Two years ago, beginner gardener Ron Finley planted some vegetables on the 10 by 150-foot strip of grass between the sidewalk and street of his south Los Angeles home. In an area lacking access to healthy food options, his neighbors began to stop by for free home-grown produce. For his offerings, Finely was issued a citation and then a warrant for his arrest by the City of Los Angeles. The garden was in violation of regulations set by the city, who owns these green “parkways” between private homes and public streets. Finley would either have to uproot the garden or apply for a $400 permit to grow plants within certain restrictions. He refused to do either and two years later, Finley and other “guerrilla gardeners” are still fighting to keep their sidewalk gardens while motions to legalize them remain immobilized by bureaucracy.

It seems contradictory, but homeowners are required to maintain the parkways in front of their houses even though those strips are part of the street–and not private property. If you trip on a planted eggplant, according to the LA Times (via Planitzen), you could sue the city. But while the city does have an interest in keeping parkways clear of potential obstructions, it also has an opportunity to use sidewalk gardens like Finley’s to address urgent community issues. Much of south Los Angeles is a food desert, areas with limited or nonexistent access to affordable, healthy foods (such as a lack of grocery stores). Most food deserts exist in low-income areas. Interestingly, one guerilla gardener points out that residents in neighboring wealthy towns are growing rosebushes and other plants on their parkways, most likely without permits as well.

Addressing food deserts on the macro level is a slow process. In 2008, the LA City Council imposed a one-year ban on opening new fast food restaurants within a certain radius of the city before making it permanent in 2011. At that time, LA also got its first supermarket in the area in a decade. While the city is moving toward addressing healthy eating, there’s still a need for wider access to food on the micro level. Parkway gardens, then, could offer a public-private collaboration specific to each neighborhood. The city owns thousands of miles of unused parkway and 26 square miles of vacant lots–all land that could be used to grow fruits and vegetables.

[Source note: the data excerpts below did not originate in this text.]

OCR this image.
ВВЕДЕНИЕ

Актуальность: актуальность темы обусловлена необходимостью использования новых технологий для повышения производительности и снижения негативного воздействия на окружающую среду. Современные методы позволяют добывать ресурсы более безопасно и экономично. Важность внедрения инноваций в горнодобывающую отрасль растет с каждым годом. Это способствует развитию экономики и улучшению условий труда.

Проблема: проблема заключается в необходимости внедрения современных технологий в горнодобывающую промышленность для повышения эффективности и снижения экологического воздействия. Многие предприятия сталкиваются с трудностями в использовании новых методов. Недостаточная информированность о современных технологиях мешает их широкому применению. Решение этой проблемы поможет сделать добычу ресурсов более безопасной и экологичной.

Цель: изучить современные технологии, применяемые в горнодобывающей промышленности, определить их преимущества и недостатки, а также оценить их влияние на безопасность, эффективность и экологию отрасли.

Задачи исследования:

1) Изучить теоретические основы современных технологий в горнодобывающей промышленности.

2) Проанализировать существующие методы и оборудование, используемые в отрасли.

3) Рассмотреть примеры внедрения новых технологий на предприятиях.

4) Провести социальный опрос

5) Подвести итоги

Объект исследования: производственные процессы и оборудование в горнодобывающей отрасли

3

In 2011, city councilman Herb Wesson proposed a motion that would allow parkway vegetable gardens that meet certain public safety requirements. Details of the motion are still being ironed out today. In fall of 2010, the LA Board of Public Works revised the landscaping guideline to allow homeowners to plant certain vegetation without a permit, such as yarrow, chamomile, thyme and some types of strawberries. It’s unclear when the next revision will be, but if the guerilla gardeners have any say, these guidelines will include eggplant, tomato and lettuce too.